Mereka tiba-tiba ingat nasionalisme dan seolah-olah menjadi orang yang paling mencintai negeri ini. Sementara syariah dan khilafah dianggap sebagai ancaman yang menghancurkan negeri ini.

Baca juga:  Adakah Model Baku Negara Khilafah?

Padahal, syariah dan khilafah adalah ajaran Islam. Ajaran yang berasal dari Tuhan yang menciptakan mereka. Karena berasal dari Dzat yang Maha Benar dan Maha Adil, tentulah syariah dan Khilafah adalah ajaran yang benar dan adil.

Dengan syariah dan khilafah pula, berbagai problem dapat diatasi dengan solusi yang benar dan diridhai-Nya.
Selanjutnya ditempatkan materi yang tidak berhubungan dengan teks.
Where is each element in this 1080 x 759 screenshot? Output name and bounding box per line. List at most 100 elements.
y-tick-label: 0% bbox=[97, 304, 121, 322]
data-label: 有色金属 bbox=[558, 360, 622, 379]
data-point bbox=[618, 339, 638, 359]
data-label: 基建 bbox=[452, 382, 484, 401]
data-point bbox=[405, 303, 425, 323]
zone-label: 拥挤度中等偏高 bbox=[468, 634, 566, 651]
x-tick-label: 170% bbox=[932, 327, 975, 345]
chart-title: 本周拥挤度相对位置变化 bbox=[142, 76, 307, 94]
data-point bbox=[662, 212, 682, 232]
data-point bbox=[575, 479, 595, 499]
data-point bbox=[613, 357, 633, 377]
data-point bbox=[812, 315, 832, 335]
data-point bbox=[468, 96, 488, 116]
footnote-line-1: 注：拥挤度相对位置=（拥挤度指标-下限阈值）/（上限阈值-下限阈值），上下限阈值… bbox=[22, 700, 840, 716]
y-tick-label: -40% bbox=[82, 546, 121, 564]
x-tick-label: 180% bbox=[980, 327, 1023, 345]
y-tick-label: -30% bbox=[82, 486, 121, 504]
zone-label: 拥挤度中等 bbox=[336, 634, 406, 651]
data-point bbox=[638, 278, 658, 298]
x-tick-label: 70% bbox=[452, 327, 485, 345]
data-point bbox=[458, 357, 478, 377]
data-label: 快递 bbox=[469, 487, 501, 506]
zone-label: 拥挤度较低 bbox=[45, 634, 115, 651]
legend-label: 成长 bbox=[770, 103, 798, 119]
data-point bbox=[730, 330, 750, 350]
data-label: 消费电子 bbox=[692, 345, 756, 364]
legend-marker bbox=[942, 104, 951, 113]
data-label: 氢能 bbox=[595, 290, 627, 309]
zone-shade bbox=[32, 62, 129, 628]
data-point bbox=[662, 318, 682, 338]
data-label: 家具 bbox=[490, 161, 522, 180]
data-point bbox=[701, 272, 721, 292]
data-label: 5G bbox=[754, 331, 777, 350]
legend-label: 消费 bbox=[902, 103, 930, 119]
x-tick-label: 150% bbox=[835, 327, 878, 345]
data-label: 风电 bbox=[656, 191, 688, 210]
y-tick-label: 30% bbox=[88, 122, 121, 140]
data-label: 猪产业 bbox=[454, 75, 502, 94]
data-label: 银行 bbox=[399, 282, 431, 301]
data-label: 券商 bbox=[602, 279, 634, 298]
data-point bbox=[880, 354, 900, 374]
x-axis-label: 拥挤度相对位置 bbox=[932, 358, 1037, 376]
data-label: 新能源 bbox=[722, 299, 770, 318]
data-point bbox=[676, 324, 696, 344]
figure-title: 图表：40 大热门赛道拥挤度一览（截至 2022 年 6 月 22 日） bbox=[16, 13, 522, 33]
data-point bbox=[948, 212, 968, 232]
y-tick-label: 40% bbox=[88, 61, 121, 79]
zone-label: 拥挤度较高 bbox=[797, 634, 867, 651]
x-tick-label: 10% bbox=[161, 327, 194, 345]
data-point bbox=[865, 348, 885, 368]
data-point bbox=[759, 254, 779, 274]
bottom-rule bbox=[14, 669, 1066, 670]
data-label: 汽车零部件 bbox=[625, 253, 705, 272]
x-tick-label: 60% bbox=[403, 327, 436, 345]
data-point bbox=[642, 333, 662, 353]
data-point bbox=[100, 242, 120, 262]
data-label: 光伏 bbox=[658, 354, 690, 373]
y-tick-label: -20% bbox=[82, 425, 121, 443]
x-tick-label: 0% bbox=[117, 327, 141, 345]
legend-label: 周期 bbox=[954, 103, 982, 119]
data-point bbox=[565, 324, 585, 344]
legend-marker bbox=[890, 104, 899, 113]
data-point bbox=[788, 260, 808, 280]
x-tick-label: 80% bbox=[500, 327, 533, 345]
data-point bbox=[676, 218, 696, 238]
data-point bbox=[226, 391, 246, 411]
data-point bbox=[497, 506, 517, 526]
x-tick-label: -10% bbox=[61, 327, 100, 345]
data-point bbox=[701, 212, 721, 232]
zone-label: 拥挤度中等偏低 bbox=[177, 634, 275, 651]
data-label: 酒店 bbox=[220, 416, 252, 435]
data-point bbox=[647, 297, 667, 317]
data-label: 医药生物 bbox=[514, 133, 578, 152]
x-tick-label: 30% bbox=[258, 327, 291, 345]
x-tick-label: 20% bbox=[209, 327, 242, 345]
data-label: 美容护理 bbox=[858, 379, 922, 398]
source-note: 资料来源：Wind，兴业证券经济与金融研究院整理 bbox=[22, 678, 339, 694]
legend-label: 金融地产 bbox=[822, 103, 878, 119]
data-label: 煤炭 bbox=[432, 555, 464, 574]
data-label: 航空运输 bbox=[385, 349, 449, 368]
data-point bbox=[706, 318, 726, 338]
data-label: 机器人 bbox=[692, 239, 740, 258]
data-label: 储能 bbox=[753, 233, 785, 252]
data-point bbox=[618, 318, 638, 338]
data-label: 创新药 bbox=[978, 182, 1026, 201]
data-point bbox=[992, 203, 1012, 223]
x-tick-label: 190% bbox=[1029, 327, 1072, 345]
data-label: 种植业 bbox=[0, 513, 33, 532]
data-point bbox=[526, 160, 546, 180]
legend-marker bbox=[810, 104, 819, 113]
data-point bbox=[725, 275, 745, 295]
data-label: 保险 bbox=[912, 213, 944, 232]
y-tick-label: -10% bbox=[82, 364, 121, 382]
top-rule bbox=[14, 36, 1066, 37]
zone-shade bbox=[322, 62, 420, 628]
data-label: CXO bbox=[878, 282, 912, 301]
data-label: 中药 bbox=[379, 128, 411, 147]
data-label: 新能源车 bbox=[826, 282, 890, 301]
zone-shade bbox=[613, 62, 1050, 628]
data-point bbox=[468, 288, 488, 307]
Negeri ini dan seluruh negeri Islam pun lainnya dapat dibebaskan dari aneka penjajahan dengan syariah dan khilafah.

Sebagai gambaran, Islam mengharamkan kekayaan negeri Muslim dikuasai negara penjajah. Islam juga mengharamkan dominasi negara-negara kafir penjajah atas kaum Muslimin.

Maka, jangan heran jika negara-negara kafir penjajah itu amat memusuhi syariah dan khilafah. Karena mereka tak ingin berbagai tambang yang mereka kuasai lepas begitu saja. Mereka juga tak mau penjajahan mereka atas kaum Muslimin hilang begitu saja. Bahkan dominasi mereka terhadap dunia bisa berakhir dengan tegaknya syariah dan khilafah.

Kembali kepada pertanyaan awal: Mengapa nasionalisme hanya diteriakkan dengan keras untuk menghalangi tegaknya sariah dan khilafah; sementara terhadap berbagai kebijakan pro asing penjajah, tak ada terdengar slogan nasionalisme?

Pertanyaam pun layak dilanjutkan: Sesungguhnya untuk kepentingan siapakah slogan nasionalisme diteriakkan? Silakan dijawab dengan jujur. WaL-lah a’lam bi al-shawab.